I Am The Justice

Erika Angelina
Chapter #9

8

8

 

Hari berjalan dengan cepat. Hari ini aku tidak mendapatkan apa-apa yang membantu penyelidikan. Tidak ada senjata pembunuhan yang pasti. Tidak ada identitas tersangka. Tidak ada kejelasan dari motivasi pelaku melakukan aksinya. Area perumahan tempat kejadian juga tidak dilengkapi dengan pengawasan CCTV. Tidak ada saksi mata yang dapat mengidentifikasi pelaku. Aku menemui jalan buntu.

Menemui jalan buntu adalah sesuatu yang paling ditakutkan oleh detektif dalam penyelidikan suatu kasus. Korban sudah meninggal dan tidak dapat memberikan suaranya lagi. Itu menjadi tugas kami, sebagai detektif, mewakili suara korban untuk memberitahu dunia mengenai kenyataan yang telah terjadi kepada mereka.

 Satu hal yang aku tahu pasti, pelaku jelas sudah mempersiapkan dirinya dalam melakukan aksinya sehingga tidak meninggalkan apa-apa untuk kami. Aku percaya sebutan dari TKP yang aku miliki adalah organized crime scene. Aku menghela napas dan melempar tubuhku untuk bersandar di punggung kursiku. Rasa frustasi memenuhi diriku. Aku memejamkan mata sesaat dan memijat area antara kedua mataku.

“Avabelle,” suara Hellen terdengar pelan saat aku hampir terlelap.

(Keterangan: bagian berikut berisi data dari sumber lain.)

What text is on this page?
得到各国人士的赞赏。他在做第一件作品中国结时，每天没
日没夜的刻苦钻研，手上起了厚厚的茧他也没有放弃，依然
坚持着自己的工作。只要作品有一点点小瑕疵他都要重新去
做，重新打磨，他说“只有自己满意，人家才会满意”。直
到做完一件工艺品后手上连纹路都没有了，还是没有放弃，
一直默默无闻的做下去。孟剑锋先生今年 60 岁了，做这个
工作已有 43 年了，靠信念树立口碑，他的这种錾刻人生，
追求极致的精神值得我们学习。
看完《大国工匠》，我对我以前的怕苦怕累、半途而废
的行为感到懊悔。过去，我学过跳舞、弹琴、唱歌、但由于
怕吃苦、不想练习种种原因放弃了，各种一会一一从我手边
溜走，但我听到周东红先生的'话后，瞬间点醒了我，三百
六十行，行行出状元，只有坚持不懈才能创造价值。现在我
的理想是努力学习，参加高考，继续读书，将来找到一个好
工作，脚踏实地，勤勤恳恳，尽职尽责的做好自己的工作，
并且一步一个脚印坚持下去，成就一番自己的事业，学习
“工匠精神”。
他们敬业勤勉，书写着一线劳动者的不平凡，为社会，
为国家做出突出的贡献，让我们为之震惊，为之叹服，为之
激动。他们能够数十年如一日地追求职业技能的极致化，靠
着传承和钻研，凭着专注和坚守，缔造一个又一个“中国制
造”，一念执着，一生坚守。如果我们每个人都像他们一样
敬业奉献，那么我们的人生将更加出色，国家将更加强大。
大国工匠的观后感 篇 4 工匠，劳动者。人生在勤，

Aku membuka mata dan merasa silau karena mataku langsung menatap salah satu lampu di ceiling.

“Kami mau makan malam bersama, kamu mau ikut?” tanyanya.

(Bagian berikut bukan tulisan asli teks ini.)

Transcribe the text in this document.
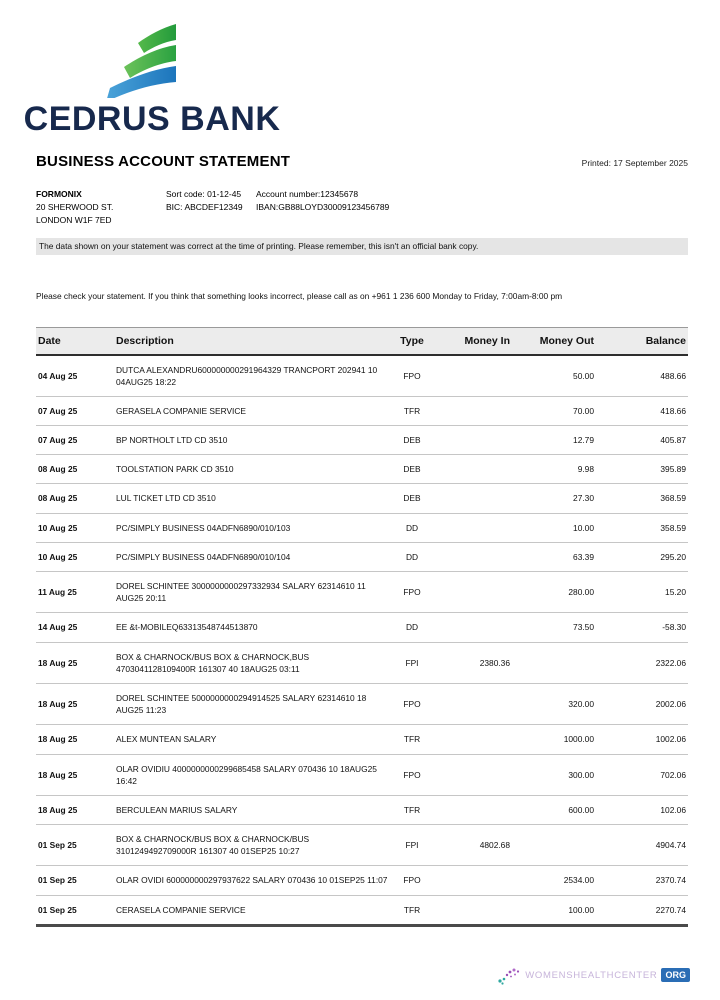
CEDRUS BANK
BUSINESS ACCOUNT STATEMENT	Printed: 17 September 2025
FORMONIX
20 SHERWOOD ST.
LONDON W1F 7ED
Sort code: 01-12-45
BIC: ABCDEF12349
Account number:12345678
IBAN:GB88LOYD30009123456789
The data shown on your statement was correct at the time of printing. Please remember, this isn't an official bank copy.
Please check your statement. If you think that something looks incorrect, please call as on +961 1 236 600 Monday to Friday, 7:00am-8:00 pm
Date	Description	Type	Money In	Money Out	Balance
04 Aug 25	DUTCA ALEXANDRU600000000291964329 TRANCPORT 202941 10 04AUG25 18:22	FPO		50.00	488.66
07 Aug 25	GERASELA COMPANIE SERVICE	TFR		70.00	418.66
07 Aug 25	BP NORTHOLT LTD CD 3510	DEB		12.79	405.87
08 Aug 25	TOOLSTATION PARK CD 3510	DEB		9.98	395.89
08 Aug 25	LUL TICKET LTD CD 3510	DEB		27.30	368.59
10 Aug 25	PC/SIMPLY BUSINESS 04ADFN6890/010/103	DD		10.00	358.59
10 Aug 25	PC/SIMPLY BUSINESS 04ADFN6890/010/104	DD		63.39	295.20
11 Aug 25	DOREL SCHINTEE 3000000000297332934 SALARY 62314610 11 AUG25 20:11	FPO		280.00	15.20
14 Aug 25	EE &t-MOBILEQ63313548744513870	DD		73.50	-58.30
18 Aug 25	BOX & CHARNOCK/BUS BOX & CHARNOCK,BUS 4703041128109400R 161307 40 18AUG25 03:11	FPI	2380.36		2322.06
18 Aug 25	DOREL SCHINTEE 5000000000294914525 SALARY 62314610 18 AUG25 11:23	FPO		320.00	2002.06
18 Aug 25	ALEX MUNTEAN SALARY	TFR		1000.00	1002.06
18 Aug 25	OLAR OVIDIU 4000000000299685458 SALARY 070436 10 18AUG25 16:42	FPO		300.00	702.06
18 Aug 25	BERCULEAN MARIUS SALARY	TFR		600.00	102.06
01 Sep 25	BOX & CHARNOCK/BUS BOX & CHARNOCK/BUS 3101249492709000R 161307 40 01SEP25 10:27	FPI	4802.68		4904.74
01 Sep 25	OLAR OVIDI 600000000297937622 SALARY 070436 10 01SEP25 11:07	FPO		2534.00	2370.74
01 Sep 25	CERASELA COMPANIE SERVICE	TFR		100.00	2270.74
WOMENSHEALTHCENTER ORG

Aku membenarkan posisi dudukku dan melihat rekan-rekan detektif Divisi 4-ku sudah berdiri dan sedang beres-beres. Aku memerhatikan jam di dinding. Hari belum terlalu larut sehingga aku memutuskan untuk bergabung dengan mereka. Lagi pula aku juga merasa lapar.

“Mau makan dimana?” aku turut bangun dan mulai membereskan barang-barangku.

“Marcus punya kupon untuk restoran ramen baru di dekat sini,” jawab James.

Membayangkan ramen dengan kuah panas membuat perutku berbunyi. Aku meminta mereka menunggu sebentar saat aku masuk ke kantor Gary untuk mengajaknya.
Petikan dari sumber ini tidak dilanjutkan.